If I am not mistaken, there was a case when one of the participants in these trials, evidently forgetting where he was and under what circumstances, expressed a wish to follow the procedure laid down by German law. The Tribunal immediately made the necessary inquiries, and the intention of operating in accordance with the standards of German law was, of course, promptly rejected. At present I am fully able to submit to the Tribunal documents which, in my opinion, are of importance in our case, although they are compiled in complete accordance with the rules laid down by German law.

Among the numerous documents found in the police archives of the town of Zhitomir, Red Army troops seized a certain piece of correspondence. This is a police inquiry. The authors of this document could not foretell that it would be read into the record at a session of the International Tribunal for the punishment of the major war criminals. The documents constituting this correspondence were intended exclusively for the chiefs of police, and they were compiled in accordance with all the customary requirements of German law and of the police investigations of fascist Germany. From this point of view, those who would like to examine the documentation in question can be well satisfied.

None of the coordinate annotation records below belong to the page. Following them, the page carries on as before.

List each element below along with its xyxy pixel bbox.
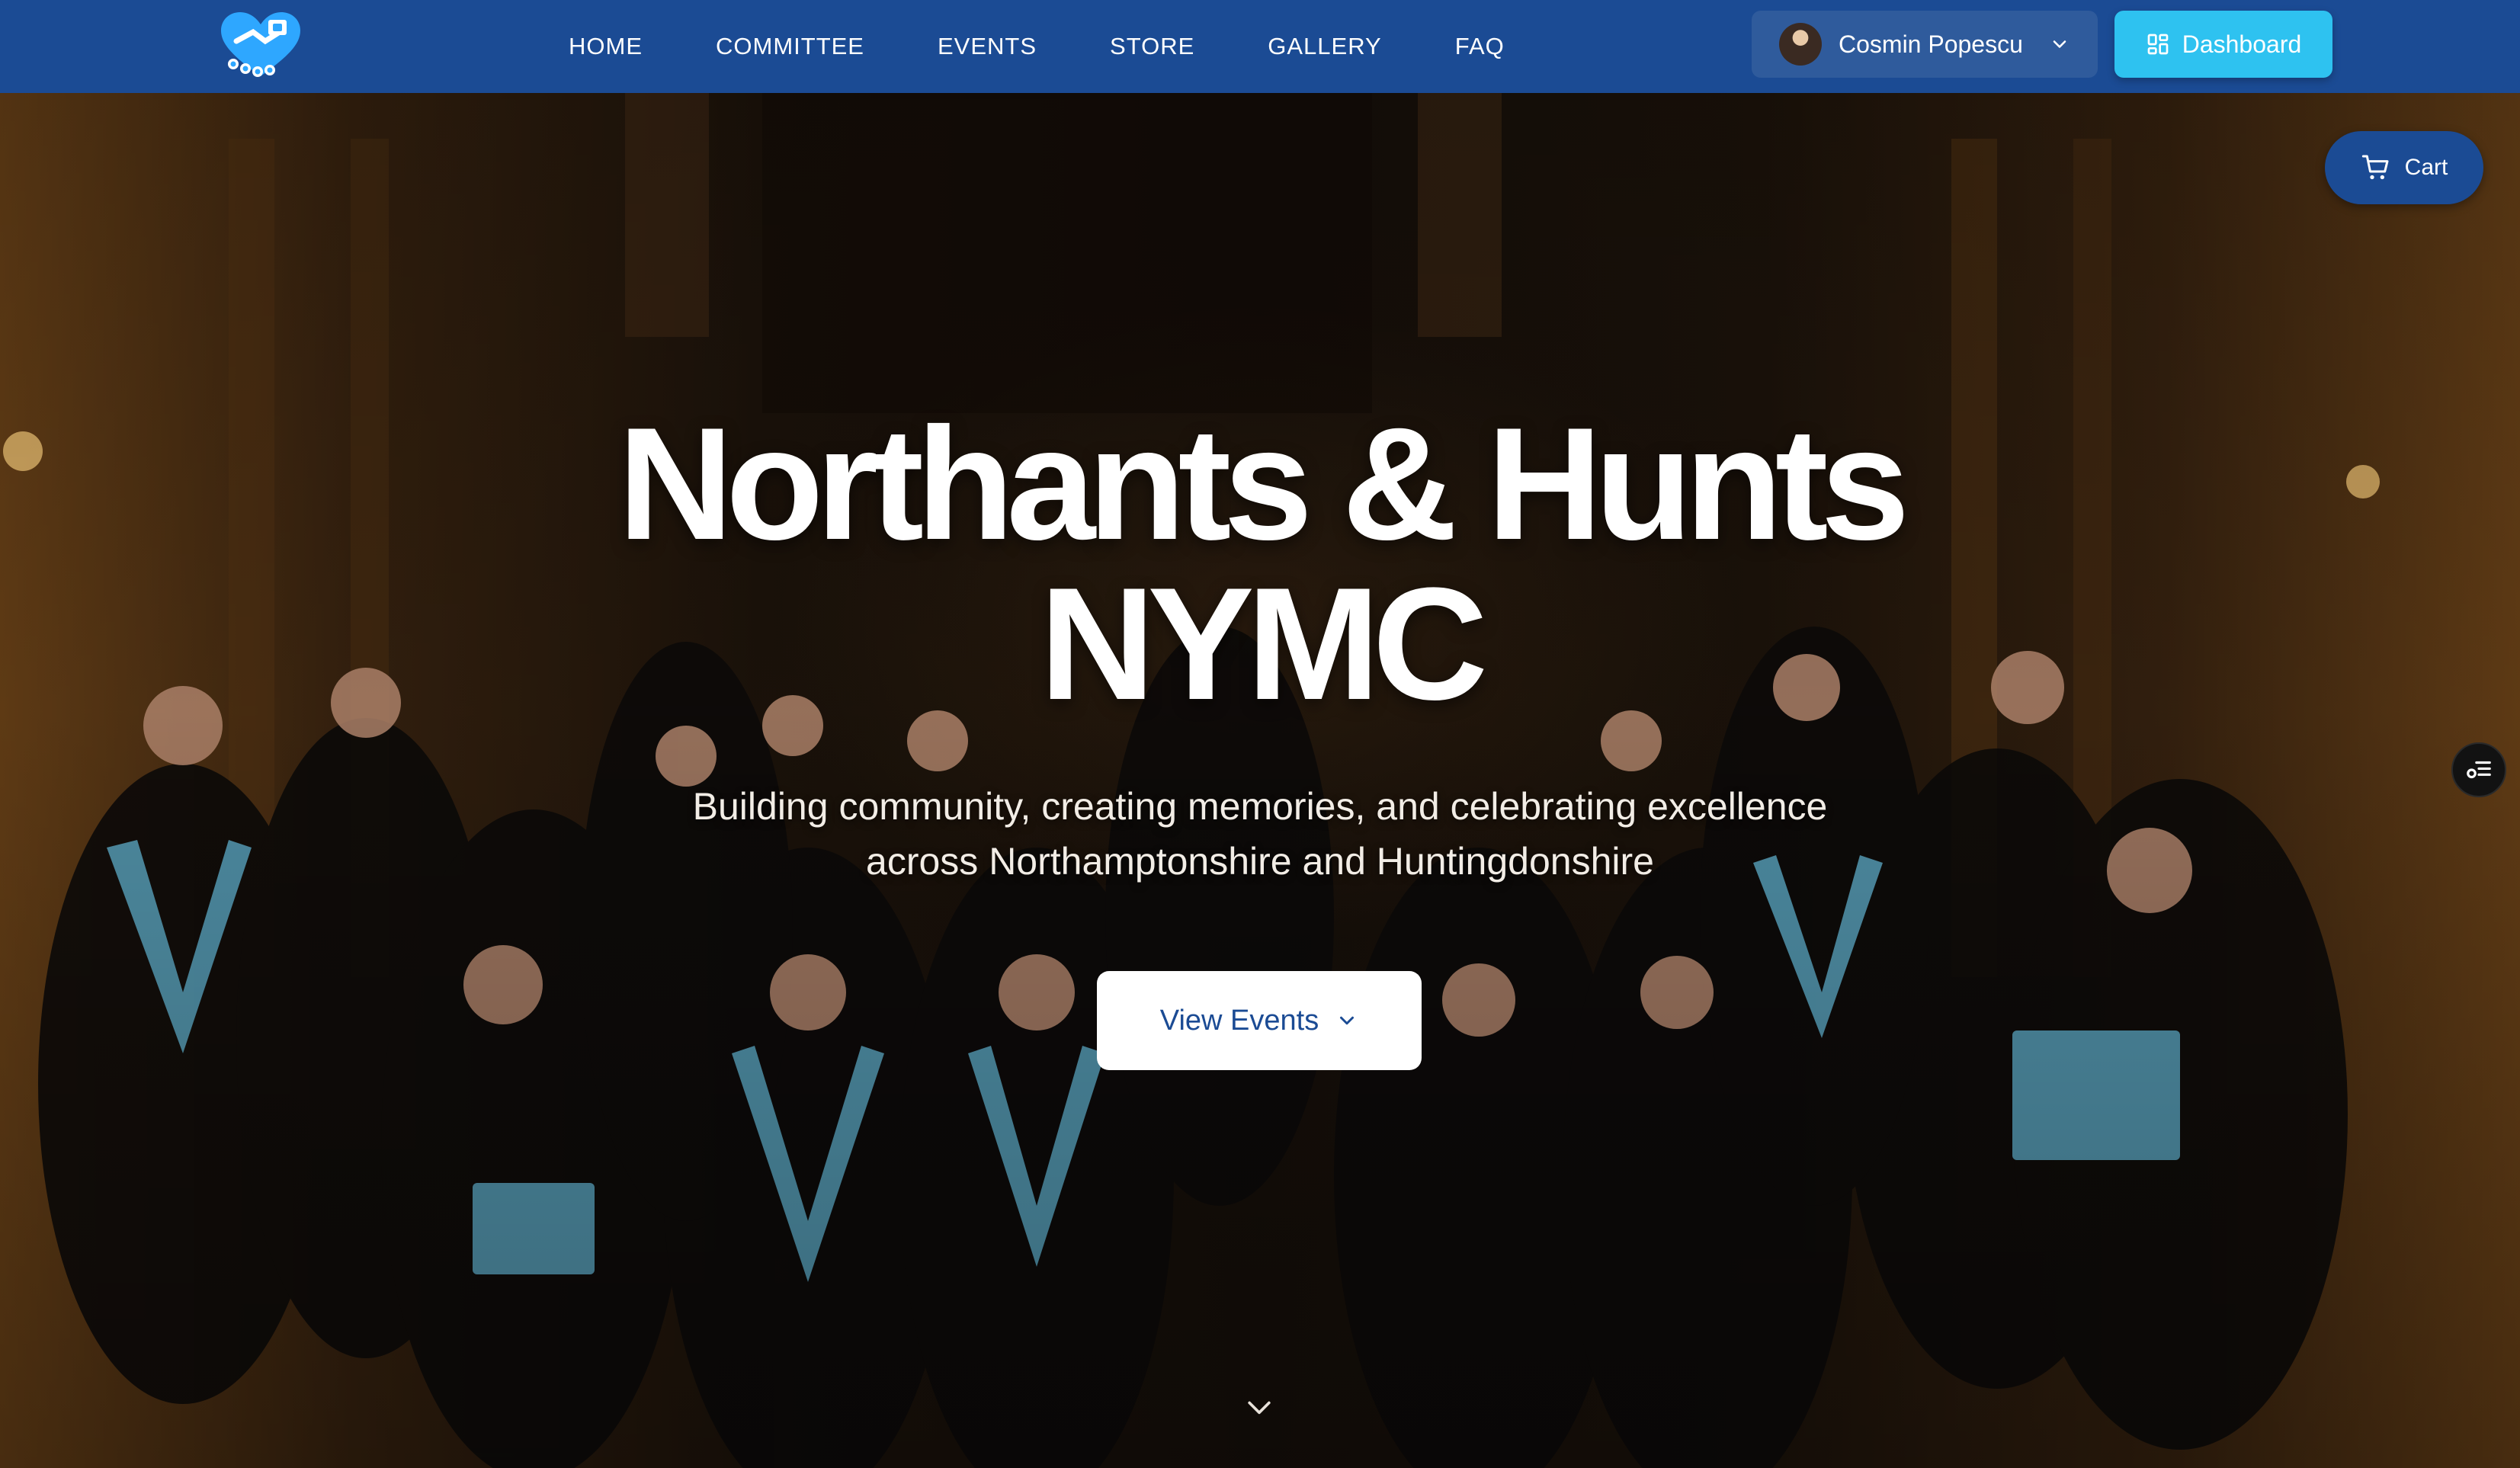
handshake-heart-logo-icon[interactable] (218, 11, 303, 81)
hero-title-line-2: NYMC (1039, 554, 1488, 733)
chevron-down-icon (1340, 1016, 1355, 1025)
main-nav: HOME COMMITTEE EVENTS STORE GALLERY FAQ (569, 0, 1505, 93)
settings-list-button[interactable] (2451, 742, 2506, 797)
chevron-down-icon (2053, 40, 2066, 48)
hero-section: Northants & Hunts NYMC Building communit… (0, 93, 2520, 1468)
dashboard-button[interactable]: Dashboard (2114, 11, 2332, 78)
nav-committee-link[interactable]: COMMITTEE (716, 33, 864, 60)
nav-events-link[interactable]: EVENTS (938, 33, 1037, 60)
dashboard-label: Dashboard (2182, 30, 2302, 58)
settings-list-icon (2467, 761, 2491, 779)
nav-faq-link[interactable]: FAQ (1455, 33, 1505, 60)
dashboard-grid-icon (2147, 34, 2169, 55)
hero-title-line-1: Northants & Hunts (617, 394, 1910, 573)
nav-store-link[interactable]: STORE (1110, 33, 1194, 60)
shopping-cart-icon (2361, 155, 2389, 180)
avatar (1779, 23, 1822, 66)
chevron-down-icon[interactable] (1242, 1390, 1276, 1424)
nav-home-link[interactable]: HOME (569, 33, 643, 60)
user-name: Cosmin Popescu (1839, 30, 2023, 58)
cart-button[interactable]: Cart (2325, 131, 2483, 204)
top-navbar: HOME COMMITTEE EVENTS STORE GALLERY FAQ … (0, 0, 2520, 93)
hero-subtitle: Building community, creating memories, a… (692, 785, 1828, 883)
nav-gallery-link[interactable]: GALLERY (1268, 33, 1381, 60)
hero-title: Northants & Hunts NYMC (0, 404, 2520, 724)
view-events-button[interactable]: View Events (1097, 971, 1422, 1070)
user-menu-button[interactable]: Cosmin Popescu (1752, 11, 2098, 78)
view-events-label: View Events (1159, 1004, 1319, 1037)
cart-label: Cart (2404, 155, 2448, 180)
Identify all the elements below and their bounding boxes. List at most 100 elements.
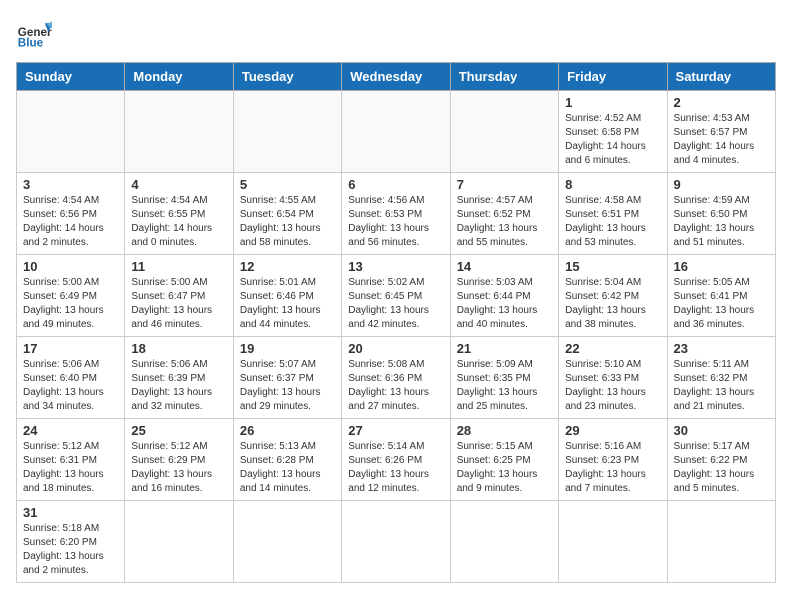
day-number: 8 — [565, 177, 660, 192]
day-number: 17 — [23, 341, 118, 356]
calendar-cell: 1 Sunrise: 4:52 AM Sunset: 6:58 PM Daylig… — [559, 91, 667, 173]
calendar-cell: 8Sunrise: 4:58 AM Sunset: 6:51 PM Daylig… — [559, 173, 667, 255]
day-number: 22 — [565, 341, 660, 356]
day-info: Sunrise: 5:06 AM Sunset: 6:39 PM Dayligh… — [131, 358, 226, 414]
calendar-cell: 15 Sunrise: 5:04 AM Sunset: 6:42 PM Dayli… — [559, 255, 667, 337]
calendar-cell — [450, 91, 558, 173]
calendar-cell: 20Sunrise: 5:08 AM Sunset: 6:36 PM Dayli… — [342, 337, 450, 419]
day-number: 23 — [674, 341, 769, 356]
day-info: Sunrise: 4:57 AM Sunset: 6:52 PM Dayligh… — [457, 194, 552, 250]
calendar-week-row: 24 Sunrise: 5:12 AM Sunset: 6:31 PM Dayli… — [17, 419, 776, 501]
calendar-cell: 5 Sunrise: 4:55 AM Sunset: 6:54 PM Daylig… — [233, 173, 341, 255]
day-info: Sunrise: 5:13 AM Sunset: 6:28 PM Dayligh… — [240, 440, 335, 496]
weekday-header-tuesday: Tuesday — [233, 63, 341, 91]
weekday-header-wednesday: Wednesday — [342, 63, 450, 91]
calendar-cell: 4 Sunrise: 4:54 AM Sunset: 6:55 PM Daylig… — [125, 173, 233, 255]
calendar-table: SundayMondayTuesdayWednesdayThursdayFrid… — [16, 62, 776, 583]
calendar-cell — [667, 501, 775, 583]
calendar-cell: 9Sunrise: 4:59 AM Sunset: 6:50 PM Daylig… — [667, 173, 775, 255]
calendar-cell: 31 Sunrise: 5:18 AM Sunset: 6:20 PM Dayli… — [17, 501, 125, 583]
calendar-cell: 7 Sunrise: 4:57 AM Sunset: 6:52 PM Daylig… — [450, 173, 558, 255]
day-number: 10 — [23, 259, 118, 274]
day-info: Sunrise: 4:56 AM Sunset: 6:53 PM Dayligh… — [348, 194, 443, 250]
calendar-cell — [17, 91, 125, 173]
day-info: Sunrise: 5:09 AM Sunset: 6:35 PM Dayligh… — [457, 358, 552, 414]
day-info: Sunrise: 4:55 AM Sunset: 6:54 PM Dayligh… — [240, 194, 335, 250]
calendar-cell: 10 Sunrise: 5:00 AM Sunset: 6:49 PM Dayli… — [17, 255, 125, 337]
day-info: Sunrise: 5:00 AM Sunset: 6:49 PM Dayligh… — [23, 276, 118, 332]
day-info: Sunrise: 5:01 AM Sunset: 6:46 PM Dayligh… — [240, 276, 335, 332]
day-info: Sunrise: 5:10 AM Sunset: 6:33 PM Dayligh… — [565, 358, 660, 414]
calendar-cell: 19Sunrise: 5:07 AM Sunset: 6:37 PM Dayli… — [233, 337, 341, 419]
calendar-cell: 17 Sunrise: 5:06 AM Sunset: 6:40 PM Dayli… — [17, 337, 125, 419]
calendar-week-row: 17 Sunrise: 5:06 AM Sunset: 6:40 PM Dayli… — [17, 337, 776, 419]
day-info: Sunrise: 5:12 AM Sunset: 6:29 PM Dayligh… — [131, 440, 226, 496]
day-number: 2 — [674, 95, 769, 110]
day-info: Sunrise: 5:17 AM Sunset: 6:22 PM Dayligh… — [674, 440, 769, 496]
day-number: 7 — [457, 177, 552, 192]
calendar-cell: 22 Sunrise: 5:10 AM Sunset: 6:33 PM Dayli… — [559, 337, 667, 419]
calendar-cell: 18 Sunrise: 5:06 AM Sunset: 6:39 PM Dayli… — [125, 337, 233, 419]
calendar-cell — [559, 501, 667, 583]
weekday-header-thursday: Thursday — [450, 63, 558, 91]
calendar-week-row: 10 Sunrise: 5:00 AM Sunset: 6:49 PM Dayli… — [17, 255, 776, 337]
calendar-cell — [125, 91, 233, 173]
calendar-cell: 23 Sunrise: 5:11 AM Sunset: 6:32 PM Dayli… — [667, 337, 775, 419]
calendar-cell: 28Sunrise: 5:15 AM Sunset: 6:25 PM Dayli… — [450, 419, 558, 501]
day-number: 24 — [23, 423, 118, 438]
weekday-header-row: SundayMondayTuesdayWednesdayThursdayFrid… — [17, 63, 776, 91]
calendar-cell: 14 Sunrise: 5:03 AM Sunset: 6:44 PM Dayli… — [450, 255, 558, 337]
day-number: 6 — [348, 177, 443, 192]
day-number: 1 — [565, 95, 660, 110]
day-info: Sunrise: 5:05 AM Sunset: 6:41 PM Dayligh… — [674, 276, 769, 332]
day-number: 3 — [23, 177, 118, 192]
day-info: Sunrise: 5:00 AM Sunset: 6:47 PM Dayligh… — [131, 276, 226, 332]
calendar-cell: 11 Sunrise: 5:00 AM Sunset: 6:47 PM Dayli… — [125, 255, 233, 337]
day-number: 14 — [457, 259, 552, 274]
day-info: Sunrise: 5:18 AM Sunset: 6:20 PM Dayligh… — [23, 522, 118, 578]
day-number: 15 — [565, 259, 660, 274]
calendar-cell: 13 Sunrise: 5:02 AM Sunset: 6:45 PM Dayli… — [342, 255, 450, 337]
day-info: Sunrise: 4:54 AM Sunset: 6:56 PM Dayligh… — [23, 194, 118, 250]
day-info: Sunrise: 5:03 AM Sunset: 6:44 PM Dayligh… — [457, 276, 552, 332]
page-header: General Blue — [16, 16, 776, 52]
day-info: Sunrise: 5:16 AM Sunset: 6:23 PM Dayligh… — [565, 440, 660, 496]
day-number: 20 — [348, 341, 443, 356]
day-info: Sunrise: 4:53 AM Sunset: 6:57 PM Dayligh… — [674, 112, 769, 168]
day-number: 5 — [240, 177, 335, 192]
calendar-cell: 26 Sunrise: 5:13 AM Sunset: 6:28 PM Dayli… — [233, 419, 341, 501]
day-number: 26 — [240, 423, 335, 438]
calendar-cell: 27 Sunrise: 5:14 AM Sunset: 6:26 PM Dayli… — [342, 419, 450, 501]
day-info: Sunrise: 4:52 AM Sunset: 6:58 PM Dayligh… — [565, 112, 660, 168]
day-info: Sunrise: 4:54 AM Sunset: 6:55 PM Dayligh… — [131, 194, 226, 250]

At the same time this correspondence is useful to us. So much has been said in the comparatively small number of pages that I should have to analyze the documentation section by section in order that you could appreciate it fully and from every angle. I submit this correspondence to you both in the German photostats and in the Russian translation. I repeat—this is a police inquiry. The document is submitted to the Tribunal as Exhibit Number USSR-311 (Document Number USSR-311); and we have, in accordance with the wishes of the Tribunal, asked for the original copy which we may possibly receive from Moscow this very day.

On 24 December 1942, 78 prisoners of war from the Berditchev section of the Educational Labor Camp were to be subjected to “special treatment.” All the 78 prisoners were Soviet citizens. There is, in the correspondence, a report addressed to the authorities by SS Obersturmführer Kuntze, of 27 December 1942. You will find it on Page 170 of your document book. At the end of the first paragraph there is one sentence which, for greater clarity, has been marked with a red pencil. It says:

“There is no proof that these prisoners of war had ever participated in any communistic activities during the time of the Soviet regime.”

Kuntze’s next sentence fully elucidates the question of how and why these prisoners of war entered the Educational Labor Camp. He states:

“It seems that the Wehrmacht had, at the time, placed these prisoners of war at the disposal of our local authorities for special treatment. . . .”

We became convinced that they had been directed to this camp by the military authorities. The specialist—in this case undoubtedly Obersturmführer Kuntze—states that they were sent here especially to be subjected to the treatment of the “special regime.”

In an attempt to shorten, if ever so slightly, this very abundant documentation which forms the correspondence, I shall tell you, in my own words, that the 78 people in question were all that remained of a far larger group. Sturmscharführer SS Fritz Knop reports—Page 163 of your document book:

“. . . some of the prisoners at that time were transported in a truck, to some place in the neighborhood and unloaded. Later on further unloadings of prisoners of war were suspended, following objections raised by the Army.”